If only it were that easy. There is hardly ever just one answer. I will do my best to tackle that question, but first, some facts:
- On average, the stock market has a correction every 357 days.
- Our last correction was roughly two years ago making us overdue.
- Stocks had gone up so much (and so fast) that despite this current dip, the Dow Jones Industrial Average remains above an upward sloping 200 day moving average.
- Good economic or political news does not automatically equate to stock market gains, nor does bad news equate to a decline.
If you are more of a visual person, this chart in the New York Times says a lot.
Source: The New York Times
Okay, enough of that. Why does all of this happen? What drives the price of the markets? Ultimately, it comes down to supply and demand by way of valuation and sentiment. And all of them have been changing. Here’s how.
Inflation has started to rear its ugly head with contributions across the board. The US dollar has been weakening, wages are up in the labor market, and tax cuts are on the horizon. Economic growth forecasts have kicked into high gear.
In turn, to keep the economy from overheating, we have seen interest rates continue to increase. This adds a long-lost wrinkle to the equation. Now, investors can earn at least some interest in a money market account and newly issued bonds are generating higher yields.
“So what?” Well, asset classes are always in competition against one another. Bonds versus stocks. Real estate versus CDs. On and on. They are all fighting for investor dollars and with less risky ways now becoming available to generate a decent return, there is some pressure on stocks.

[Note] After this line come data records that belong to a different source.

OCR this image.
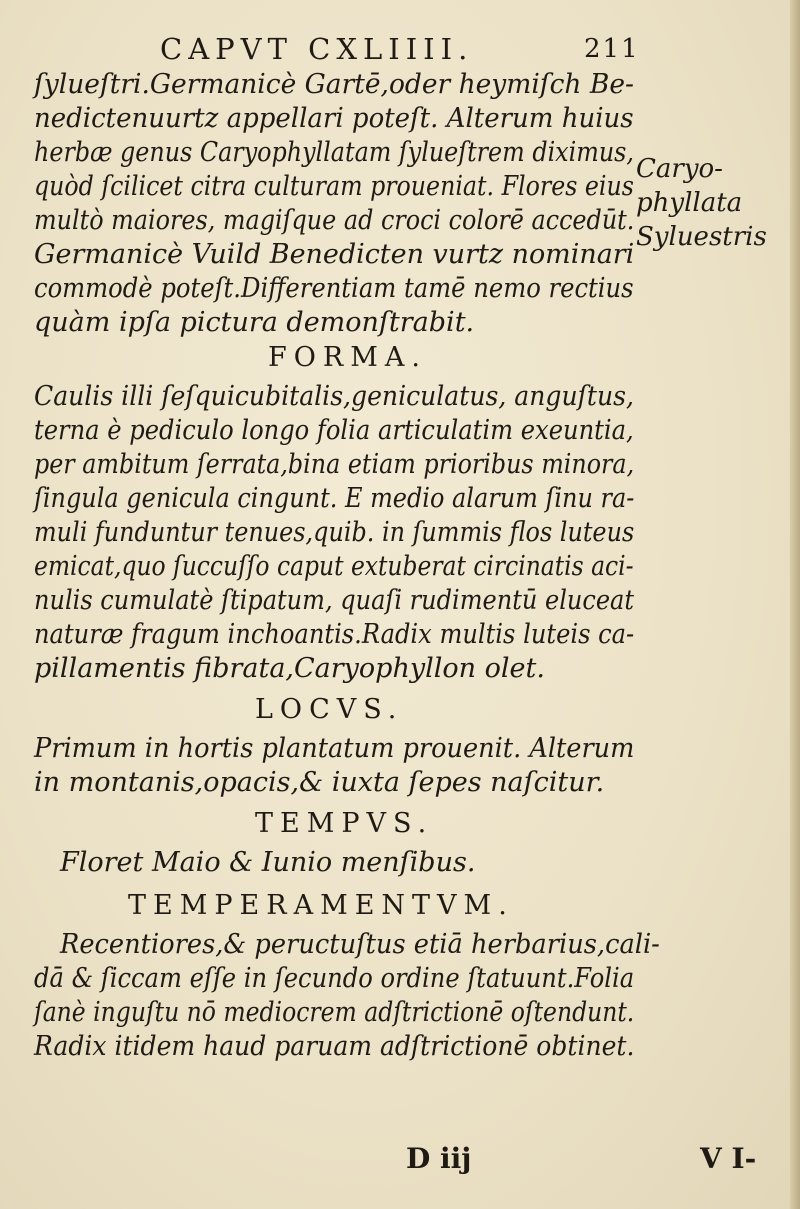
CAPVT CXLIIII.	211
ſylueſtri.Germanicè Gartē,oder heymiſch Be-
nedictenuurtz appellari poteſt. Alterum huius
herbæ genus Caryophyllatam ſylueſtrem diximus,
quòd ſcilicet citra culturam proueniat. Flores eius
multò maiores, magiſque ad croci colorē accedūt.
Germanicè Vuild Benedicten vurtz nominari
commodè poteſt.Differentiam tamē nemo rectius
quàm ipſa pictura demonſtrabit.
Caryo-
phyllata
Syluestris
FORMA.
Caulis illi ſeſquicubitalis,geniculatus, anguſtus,
terna è pediculo longo folia articulatim exeuntia,
per ambitum ſerrata,bina etiam prioribus minora,
ſingula genicula cingunt. E medio alarum ſinu ra-
muli funduntur tenues,quib. in ſummis flos luteus
emicat,quo ſuccuſſo caput extuberat circinatis aci-
nulis cumulatè ſtipatum, quaſi rudimentū eluceat
naturæ fragum inchoantis.Radix multis luteis ca-
pillamentis fibrata,Caryophyllon olet.
LOCVS.
Primum in hortis plantatum prouenit. Alterum
in montanis,opacis,& iuxta ſepes naſcitur.
TEMPVS.
Floret Maio & Iunio menſibus.
TEMPERAMENTVM.
Recentiores,& peructuſtus etiā herbarius,cali-
dā & ſiccam eſſe in ſecundo ordine ſtatuunt.Folia
ſanè inguſtu nō mediocrem adſtrictionē oſtendunt.
Radix itidem haud paruam adſtrictionē obtinet.
D iij	V I-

Have valuations changed that much to justify a 10% drop? Maybe, but it really doesn’t matter. This is where sentiment comes in. Market psychology is not an exact science. However, the CNN Money Fear & Greed Index just registered the most fearful reading since 2015. Nothing is ever for certain but usually, extreme readings provide inflection points in market behavior. Investors use indicators like this to bet on a change back in the opposite direction.
Again, we don’t know for sure. The past week or so has been tough but the facts say that periods like this are normal and oftentimes even healthy. Regardless, to obtain market returns, we must pay our dues and endure some market volatility. So, here we are. Time to earn it.